Moana was our heroine here, as the title indicated, a Polynesian princess who longs to escape her island paradise and see what is out there in the wider world, performed by Hawaiian native Auli'I Cravalho presumably largely down to her powerful singing voice (she was under sixteen years old when she recorded her lines). That for a change in a twenty-first century animated movie there was not a star performing the lead role was refreshing, especially when she took to the part like a duck to water (or a chicken to water might be more apt in this case), indeed when the bulk of the story was essentially a two-hander (not counting Alan Tudyk as HeiHei, said fowl) it was a mark of good casting that she sparred verbally so well with Johnson.
The decay caused by Maui is no myth, in fact nothing Grandma Tala relates to the kids is made up, the islanders think she's crazy (or at least eccentric) but she knows more than she lets on, content to be underestimated when her real project is teaching valuable observations to the younger generation, specifically Moana.
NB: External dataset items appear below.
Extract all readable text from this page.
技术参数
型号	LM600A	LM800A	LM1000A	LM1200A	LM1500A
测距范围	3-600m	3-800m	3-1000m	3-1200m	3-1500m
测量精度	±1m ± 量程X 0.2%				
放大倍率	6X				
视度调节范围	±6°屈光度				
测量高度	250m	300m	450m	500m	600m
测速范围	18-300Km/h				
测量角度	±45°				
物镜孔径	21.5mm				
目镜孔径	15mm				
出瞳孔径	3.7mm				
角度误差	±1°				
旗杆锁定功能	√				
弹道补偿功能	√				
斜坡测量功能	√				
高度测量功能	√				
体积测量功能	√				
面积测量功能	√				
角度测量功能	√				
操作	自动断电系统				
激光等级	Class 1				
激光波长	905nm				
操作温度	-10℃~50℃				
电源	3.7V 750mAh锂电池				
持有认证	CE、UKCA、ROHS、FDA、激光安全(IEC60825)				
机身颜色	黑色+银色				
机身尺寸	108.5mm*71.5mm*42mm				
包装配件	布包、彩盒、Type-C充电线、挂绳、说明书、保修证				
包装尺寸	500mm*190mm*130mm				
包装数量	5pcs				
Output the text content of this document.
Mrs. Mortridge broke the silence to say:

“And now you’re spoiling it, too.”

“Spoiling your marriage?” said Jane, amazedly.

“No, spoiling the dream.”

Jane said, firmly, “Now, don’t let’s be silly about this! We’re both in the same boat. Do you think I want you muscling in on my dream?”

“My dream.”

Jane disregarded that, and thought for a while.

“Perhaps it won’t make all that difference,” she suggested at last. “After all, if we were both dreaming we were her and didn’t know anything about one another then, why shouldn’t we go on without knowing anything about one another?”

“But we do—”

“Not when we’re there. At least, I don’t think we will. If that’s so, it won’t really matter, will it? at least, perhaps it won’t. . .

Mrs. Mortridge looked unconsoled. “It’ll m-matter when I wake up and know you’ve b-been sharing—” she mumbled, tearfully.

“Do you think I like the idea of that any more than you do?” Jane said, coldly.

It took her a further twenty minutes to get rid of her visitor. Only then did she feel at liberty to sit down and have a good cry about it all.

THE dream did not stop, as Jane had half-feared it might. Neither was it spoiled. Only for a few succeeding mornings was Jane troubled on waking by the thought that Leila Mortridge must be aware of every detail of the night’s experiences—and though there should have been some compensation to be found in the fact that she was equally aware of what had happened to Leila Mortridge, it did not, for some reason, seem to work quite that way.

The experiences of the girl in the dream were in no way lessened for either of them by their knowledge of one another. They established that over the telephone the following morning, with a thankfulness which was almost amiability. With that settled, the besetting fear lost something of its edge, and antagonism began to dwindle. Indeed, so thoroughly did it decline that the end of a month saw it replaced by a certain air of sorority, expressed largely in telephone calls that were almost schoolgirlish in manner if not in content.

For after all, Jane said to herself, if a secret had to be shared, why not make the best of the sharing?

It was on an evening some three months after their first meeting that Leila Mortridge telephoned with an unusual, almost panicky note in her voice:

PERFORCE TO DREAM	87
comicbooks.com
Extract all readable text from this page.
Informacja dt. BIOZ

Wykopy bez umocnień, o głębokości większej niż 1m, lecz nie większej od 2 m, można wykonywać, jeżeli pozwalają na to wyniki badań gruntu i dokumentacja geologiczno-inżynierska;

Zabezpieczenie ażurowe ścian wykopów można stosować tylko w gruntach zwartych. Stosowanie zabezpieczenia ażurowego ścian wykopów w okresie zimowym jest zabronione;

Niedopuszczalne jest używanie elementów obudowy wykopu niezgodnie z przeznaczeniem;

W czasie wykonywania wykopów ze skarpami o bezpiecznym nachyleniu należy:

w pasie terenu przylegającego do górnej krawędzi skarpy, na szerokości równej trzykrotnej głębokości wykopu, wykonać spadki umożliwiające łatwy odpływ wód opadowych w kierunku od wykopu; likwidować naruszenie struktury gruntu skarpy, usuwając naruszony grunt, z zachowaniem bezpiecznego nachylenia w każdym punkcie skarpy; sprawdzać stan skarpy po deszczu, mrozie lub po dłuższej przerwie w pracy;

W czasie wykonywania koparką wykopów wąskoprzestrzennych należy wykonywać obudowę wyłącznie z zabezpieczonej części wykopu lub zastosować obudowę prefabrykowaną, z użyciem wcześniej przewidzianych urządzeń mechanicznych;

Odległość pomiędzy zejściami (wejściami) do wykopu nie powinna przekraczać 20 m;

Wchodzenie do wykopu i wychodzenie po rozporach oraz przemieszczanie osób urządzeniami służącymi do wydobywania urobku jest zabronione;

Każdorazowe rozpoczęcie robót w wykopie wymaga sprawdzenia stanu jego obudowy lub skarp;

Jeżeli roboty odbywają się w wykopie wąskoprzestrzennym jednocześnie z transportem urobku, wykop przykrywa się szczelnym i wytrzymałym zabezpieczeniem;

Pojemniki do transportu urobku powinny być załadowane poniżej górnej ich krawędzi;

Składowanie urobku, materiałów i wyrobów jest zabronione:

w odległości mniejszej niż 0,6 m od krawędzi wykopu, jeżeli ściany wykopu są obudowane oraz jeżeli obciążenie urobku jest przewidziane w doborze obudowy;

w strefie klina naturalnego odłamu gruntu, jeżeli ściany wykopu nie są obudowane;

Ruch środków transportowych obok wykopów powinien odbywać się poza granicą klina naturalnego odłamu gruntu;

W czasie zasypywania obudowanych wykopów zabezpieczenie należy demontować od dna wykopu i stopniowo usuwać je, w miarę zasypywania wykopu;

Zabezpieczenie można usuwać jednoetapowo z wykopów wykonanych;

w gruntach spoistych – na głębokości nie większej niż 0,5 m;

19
The girl needs this grounding, this faith someone has in her to make her mind up that she genuinely needs to break out of this insular community and forge ahead to save not only her tribe but the planet as well, and she set about this task with commendably serious intent, as you would imagine the duty of rescuing the human race, and not only us, would have to be approached. But this was Disney, so there was room for humour.
The chief directors, the instigators of the movie, were Ron Clements and John Musker, who would make parents taking their kids to see this feel old when they realised as filmmakers they had been behind such favourites as The Great Mouse Detective and Aladdin; they had been around a while and there was a touch of the formulaic about their plotting which did live up to the bar set by the Ray Harryhausen fantasy quest epics like Jason and the Argonauts without every stunning the audience with anything overwhelmingly brilliant. That said, often the generally excellent is more than enough, and the beautifully coloured visuals and personality-packed character design made for an entirely pleasurable experience, with the scenes that emphasised the adventure cleverly lifting the material to the authentically thrilling.
On the instructions of her Grandmother and against the wishes of her father (Temuera Morrison) Moana sets out over the till now protective reef to return the gem to Te Fiti, but first she must track down Maui. In a truly ingenious development the ocean itself became a character as well, assisting her when it could and seeing to it that our heroine can always survive against apparently unfavourable odds, but it was the antagonistic turned reluctantly respectful relationship between Moana and Maui that gave the film its heart and impetus. Maybe he is more human than god in that he got us into this mess by overachieving and for what? For not much reward, but with his new companion he can finally act like the hero always wanted to be, albeit while righting a wrong that he should never have conducted in the first place. His contrition was interesting, like a naughty child who must be forgiven before he can move on, and Moana became the mother figure who was responsible for bringing fertility back to the islands, a positive message of looking after Mother Nature. Oh, and Jermaine Clement showed up as a David Bowie-like crab - did I mention this was a musical, and with very decent tunes from Opetaia Foa'I, Mark Mancina and Lin-Manuel Miranda to boot?
[Disney's exquisitely-hued Blu-ray has a wide selection of extras, including two short cartoons, a commentary from the directors, a making of featurette, and loads more. They've really, uh, pushed the boat out with this release.]